第二話

 ややあって。


 そんなこんなで、やっとチュロスにありつけるブリュンヒルトだが、5分の3程の長さになっていて、眉間にしわを寄せながらそれを口に運ぶ。


「あっ、美味しい……」


 シナモンが利いたさっくりとした生地と、それを包む歯触りの良いアイシングの風味に、そのしわがすっと消えて無くなった。


 ごちゃごちゃやっている間に、エレアノールも空腹を訴えたため、セレナが専属のシェフを召喚して食べ物を色々と用意してもらった。


 その結果、病室内は即席のティータイム状態になっていた。


「ほう……。これがうわさに聞く『公国』南部産の茶葉ですのね」

「いかがですか、シスター・エレアノール」

「んー。チェルス州産の高級品と比べて、味も香りも格が違いますわね。『白銀の聖女』お墨付きにしても良くってよ」

「農家の方に伝えておきますね」

 

 エレアノールがご満悦なのを見て、ほっとするセレナの横にあるベッドでは、アメリアが血を増やすために猛然とローストチキンをかっ喰らっていた。


「そうそう、『英雄』さん。私、1つ気になっている事がありますの」

「ああ、はい。どうぞ」

「前も思っていたのだけれど、ベイル中将って何者なんですの……?」


 ベイルは亡命の一件で、ありとあらゆる交渉を仲介し、中には軍部のプライドのため、一筋縄では行かない事もあったが、その全てを通してみせていた。

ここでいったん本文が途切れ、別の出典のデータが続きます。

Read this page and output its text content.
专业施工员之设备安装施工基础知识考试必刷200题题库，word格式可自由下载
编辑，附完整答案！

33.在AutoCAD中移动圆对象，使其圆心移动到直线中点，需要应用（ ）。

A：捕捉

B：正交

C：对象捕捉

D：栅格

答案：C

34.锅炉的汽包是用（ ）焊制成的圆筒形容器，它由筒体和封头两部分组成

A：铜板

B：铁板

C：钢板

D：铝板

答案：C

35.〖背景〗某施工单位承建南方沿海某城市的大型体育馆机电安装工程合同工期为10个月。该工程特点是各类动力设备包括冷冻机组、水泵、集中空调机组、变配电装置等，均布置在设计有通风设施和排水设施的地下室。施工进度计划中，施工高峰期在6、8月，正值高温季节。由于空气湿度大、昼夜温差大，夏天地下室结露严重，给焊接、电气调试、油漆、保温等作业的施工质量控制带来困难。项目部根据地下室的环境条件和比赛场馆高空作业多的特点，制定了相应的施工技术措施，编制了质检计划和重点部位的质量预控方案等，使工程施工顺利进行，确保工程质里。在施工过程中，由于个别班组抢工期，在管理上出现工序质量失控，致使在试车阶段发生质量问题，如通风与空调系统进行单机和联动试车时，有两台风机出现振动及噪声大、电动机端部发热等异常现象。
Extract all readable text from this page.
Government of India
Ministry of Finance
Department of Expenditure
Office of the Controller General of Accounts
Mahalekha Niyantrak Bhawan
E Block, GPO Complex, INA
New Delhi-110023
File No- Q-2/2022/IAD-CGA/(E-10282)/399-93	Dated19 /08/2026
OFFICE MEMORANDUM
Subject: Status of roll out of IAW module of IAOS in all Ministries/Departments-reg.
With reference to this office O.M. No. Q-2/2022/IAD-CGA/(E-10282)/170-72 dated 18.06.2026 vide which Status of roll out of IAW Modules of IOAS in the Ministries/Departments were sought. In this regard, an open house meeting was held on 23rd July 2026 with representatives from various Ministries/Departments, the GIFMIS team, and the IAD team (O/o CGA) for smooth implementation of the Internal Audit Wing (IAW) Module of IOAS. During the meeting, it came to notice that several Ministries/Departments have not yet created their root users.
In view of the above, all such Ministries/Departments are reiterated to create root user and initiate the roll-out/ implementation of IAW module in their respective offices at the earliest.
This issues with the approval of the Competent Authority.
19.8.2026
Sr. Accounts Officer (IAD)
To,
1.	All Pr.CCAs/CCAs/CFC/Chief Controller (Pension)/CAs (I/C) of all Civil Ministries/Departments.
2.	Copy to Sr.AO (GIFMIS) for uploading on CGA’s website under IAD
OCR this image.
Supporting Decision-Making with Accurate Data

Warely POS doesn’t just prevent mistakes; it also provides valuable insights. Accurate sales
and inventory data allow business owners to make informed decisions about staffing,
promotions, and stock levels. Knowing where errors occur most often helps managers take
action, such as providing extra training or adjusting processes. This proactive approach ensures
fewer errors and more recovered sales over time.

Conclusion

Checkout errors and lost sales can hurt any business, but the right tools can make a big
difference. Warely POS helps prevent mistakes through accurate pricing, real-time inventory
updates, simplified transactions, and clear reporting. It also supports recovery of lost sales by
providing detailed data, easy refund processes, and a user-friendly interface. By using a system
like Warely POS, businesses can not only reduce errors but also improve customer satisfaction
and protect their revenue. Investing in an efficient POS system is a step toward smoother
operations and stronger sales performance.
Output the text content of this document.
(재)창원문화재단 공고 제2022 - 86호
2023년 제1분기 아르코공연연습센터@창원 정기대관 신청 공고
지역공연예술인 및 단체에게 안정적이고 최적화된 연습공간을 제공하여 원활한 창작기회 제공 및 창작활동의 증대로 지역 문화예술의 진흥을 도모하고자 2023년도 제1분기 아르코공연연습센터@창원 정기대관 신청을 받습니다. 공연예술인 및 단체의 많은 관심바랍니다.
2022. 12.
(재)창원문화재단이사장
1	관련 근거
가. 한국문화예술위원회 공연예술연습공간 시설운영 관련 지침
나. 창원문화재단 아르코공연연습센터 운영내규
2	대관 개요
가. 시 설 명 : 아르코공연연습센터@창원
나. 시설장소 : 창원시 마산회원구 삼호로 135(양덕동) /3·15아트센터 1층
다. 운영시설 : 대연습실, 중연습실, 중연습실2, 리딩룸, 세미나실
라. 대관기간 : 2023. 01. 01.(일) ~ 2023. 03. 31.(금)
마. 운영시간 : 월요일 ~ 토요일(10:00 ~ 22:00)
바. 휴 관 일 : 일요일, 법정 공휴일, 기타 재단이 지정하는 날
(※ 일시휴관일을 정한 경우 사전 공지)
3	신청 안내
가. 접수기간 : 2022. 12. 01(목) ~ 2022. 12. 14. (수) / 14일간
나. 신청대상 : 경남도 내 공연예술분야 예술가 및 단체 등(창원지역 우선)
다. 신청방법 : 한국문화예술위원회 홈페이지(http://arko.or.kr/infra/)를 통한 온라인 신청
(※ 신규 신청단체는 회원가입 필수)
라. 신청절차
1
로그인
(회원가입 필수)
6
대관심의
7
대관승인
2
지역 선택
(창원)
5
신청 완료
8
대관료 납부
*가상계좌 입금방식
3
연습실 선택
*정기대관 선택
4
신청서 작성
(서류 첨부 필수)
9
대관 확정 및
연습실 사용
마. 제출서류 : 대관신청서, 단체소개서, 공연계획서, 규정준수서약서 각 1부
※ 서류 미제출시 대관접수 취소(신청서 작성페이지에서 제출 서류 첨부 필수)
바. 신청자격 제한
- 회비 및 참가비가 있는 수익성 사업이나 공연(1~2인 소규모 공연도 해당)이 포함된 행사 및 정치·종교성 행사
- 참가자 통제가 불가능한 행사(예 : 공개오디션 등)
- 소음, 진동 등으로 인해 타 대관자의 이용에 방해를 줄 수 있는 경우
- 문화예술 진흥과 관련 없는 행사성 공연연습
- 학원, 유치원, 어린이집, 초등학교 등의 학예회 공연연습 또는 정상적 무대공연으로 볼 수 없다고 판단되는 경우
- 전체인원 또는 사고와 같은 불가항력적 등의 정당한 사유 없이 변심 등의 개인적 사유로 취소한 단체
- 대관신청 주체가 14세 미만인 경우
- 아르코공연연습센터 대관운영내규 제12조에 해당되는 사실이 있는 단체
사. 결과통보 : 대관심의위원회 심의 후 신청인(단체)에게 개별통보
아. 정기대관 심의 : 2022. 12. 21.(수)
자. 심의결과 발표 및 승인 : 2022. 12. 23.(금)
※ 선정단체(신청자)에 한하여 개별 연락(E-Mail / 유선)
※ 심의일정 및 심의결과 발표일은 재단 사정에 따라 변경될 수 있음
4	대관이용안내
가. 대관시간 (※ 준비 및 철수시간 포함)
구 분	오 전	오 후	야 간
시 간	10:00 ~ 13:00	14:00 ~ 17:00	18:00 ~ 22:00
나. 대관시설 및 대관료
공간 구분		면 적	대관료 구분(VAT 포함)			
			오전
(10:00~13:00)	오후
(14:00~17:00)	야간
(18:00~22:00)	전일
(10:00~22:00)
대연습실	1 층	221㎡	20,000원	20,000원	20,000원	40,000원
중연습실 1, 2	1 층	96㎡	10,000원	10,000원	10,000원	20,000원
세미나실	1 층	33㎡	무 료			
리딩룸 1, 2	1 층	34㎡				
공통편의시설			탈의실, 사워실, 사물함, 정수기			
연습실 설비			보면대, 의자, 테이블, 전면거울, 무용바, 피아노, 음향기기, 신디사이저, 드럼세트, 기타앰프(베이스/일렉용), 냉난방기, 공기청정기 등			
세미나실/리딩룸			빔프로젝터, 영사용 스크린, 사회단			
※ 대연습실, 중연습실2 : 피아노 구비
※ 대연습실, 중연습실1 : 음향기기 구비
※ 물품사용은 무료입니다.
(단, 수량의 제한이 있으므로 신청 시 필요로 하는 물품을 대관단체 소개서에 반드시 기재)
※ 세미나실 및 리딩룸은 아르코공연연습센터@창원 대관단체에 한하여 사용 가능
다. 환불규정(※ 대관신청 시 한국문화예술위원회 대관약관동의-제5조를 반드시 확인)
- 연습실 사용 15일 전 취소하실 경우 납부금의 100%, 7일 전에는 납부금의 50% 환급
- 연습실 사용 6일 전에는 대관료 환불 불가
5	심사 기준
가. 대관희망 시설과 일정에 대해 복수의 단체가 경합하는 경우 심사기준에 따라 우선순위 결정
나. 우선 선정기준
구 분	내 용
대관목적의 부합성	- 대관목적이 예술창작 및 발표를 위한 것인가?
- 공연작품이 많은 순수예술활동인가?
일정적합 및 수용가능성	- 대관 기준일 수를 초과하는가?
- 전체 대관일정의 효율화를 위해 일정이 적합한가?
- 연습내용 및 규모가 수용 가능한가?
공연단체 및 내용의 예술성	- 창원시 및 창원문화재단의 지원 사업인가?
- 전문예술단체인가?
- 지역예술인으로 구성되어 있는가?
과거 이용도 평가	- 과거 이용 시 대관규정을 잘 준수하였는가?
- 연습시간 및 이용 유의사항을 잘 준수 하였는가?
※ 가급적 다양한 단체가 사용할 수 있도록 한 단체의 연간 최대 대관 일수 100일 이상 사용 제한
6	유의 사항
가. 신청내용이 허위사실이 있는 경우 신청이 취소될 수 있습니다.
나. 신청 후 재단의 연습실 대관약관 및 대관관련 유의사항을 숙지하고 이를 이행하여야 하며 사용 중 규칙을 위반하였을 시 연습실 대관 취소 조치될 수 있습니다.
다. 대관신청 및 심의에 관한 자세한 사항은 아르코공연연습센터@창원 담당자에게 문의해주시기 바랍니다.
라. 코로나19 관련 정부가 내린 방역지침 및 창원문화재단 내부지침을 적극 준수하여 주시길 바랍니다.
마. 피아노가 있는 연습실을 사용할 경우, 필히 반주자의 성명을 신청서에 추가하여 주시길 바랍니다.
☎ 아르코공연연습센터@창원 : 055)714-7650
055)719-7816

「あれほどの能力がありながら、方面軍指令に甘んじている事情を知りたいのですけれど」


 怪異でも見たかのような表情で、エレアノールはレオンにそう頼む。


「本人曰く、中央の飯はシケてて食えたもんじゃねえからな。がっはっは、だそうだ」

「とりあえず、つかみ所がない御仁ごじんなのは分かりましたわ……」


 言い方と動きを真似しながら、レオンがそのすっとぼけた理由を説明すると、エレアノールは目を点にして両眉を上げそう返した。


「じゃあその、私からも1つ。……あ、普通に喋ってくれて構わないわよ」


 片足を突いてひざまずこうとするレオンを制止して、堅苦しいのが嫌なのよね、と、ブリュンヒルトは続け、


「……私は、ここから先どうすべきだと思う?」


 自身の向かいに座り直したレオンへ、彼女は少し身を乗り出し、すがりつく様な表情で問う。


「……なぜ、僕に?」


 またもや歯切れの悪い口振りで、レオンは小さく首を捻る。


「あなたは、あの「地獄」と言われる戦場で、勝敗をひっくり返してしまうほどの決断力を頼りたいからよ」


 上目遣いでぎゅっと胸の前で手を握り、ブリュンヒルトはレオンの目を真っ直ぐ見つめる。


「それなら、僕より『聖女』様方に頼るの方が適任さ」


 左の肘を触りながら、申し訳なさそうにそう言うと、レオンは断りをいれて中座し、部屋から出て行ってしまった。


「レオンさ――、……マリー?」

「おねえさまでも、わたしでも、たぶんどうにもできない。だから、そっとしておいたほうがいい」


 彼の心の痛みを感じ取ったセレナが、追いかけようとするも、マリーは首を横に振って彼女の修道服の袖を握って制止する。


「ですがマリー。私達『聖女』は全ての迷える人を――」

「でもだめ」

「ですが……」

「わたしたちはきおくをのぞきこんで、かってなことをいっているだけだ。すべてをわかったつもりでいてはいけない」

「マリー……」


 じっと見据えてくる、マリーの瞳の奥から感じる強烈な気迫に気圧けおされ、セレナはなにも言えなくなってしまった。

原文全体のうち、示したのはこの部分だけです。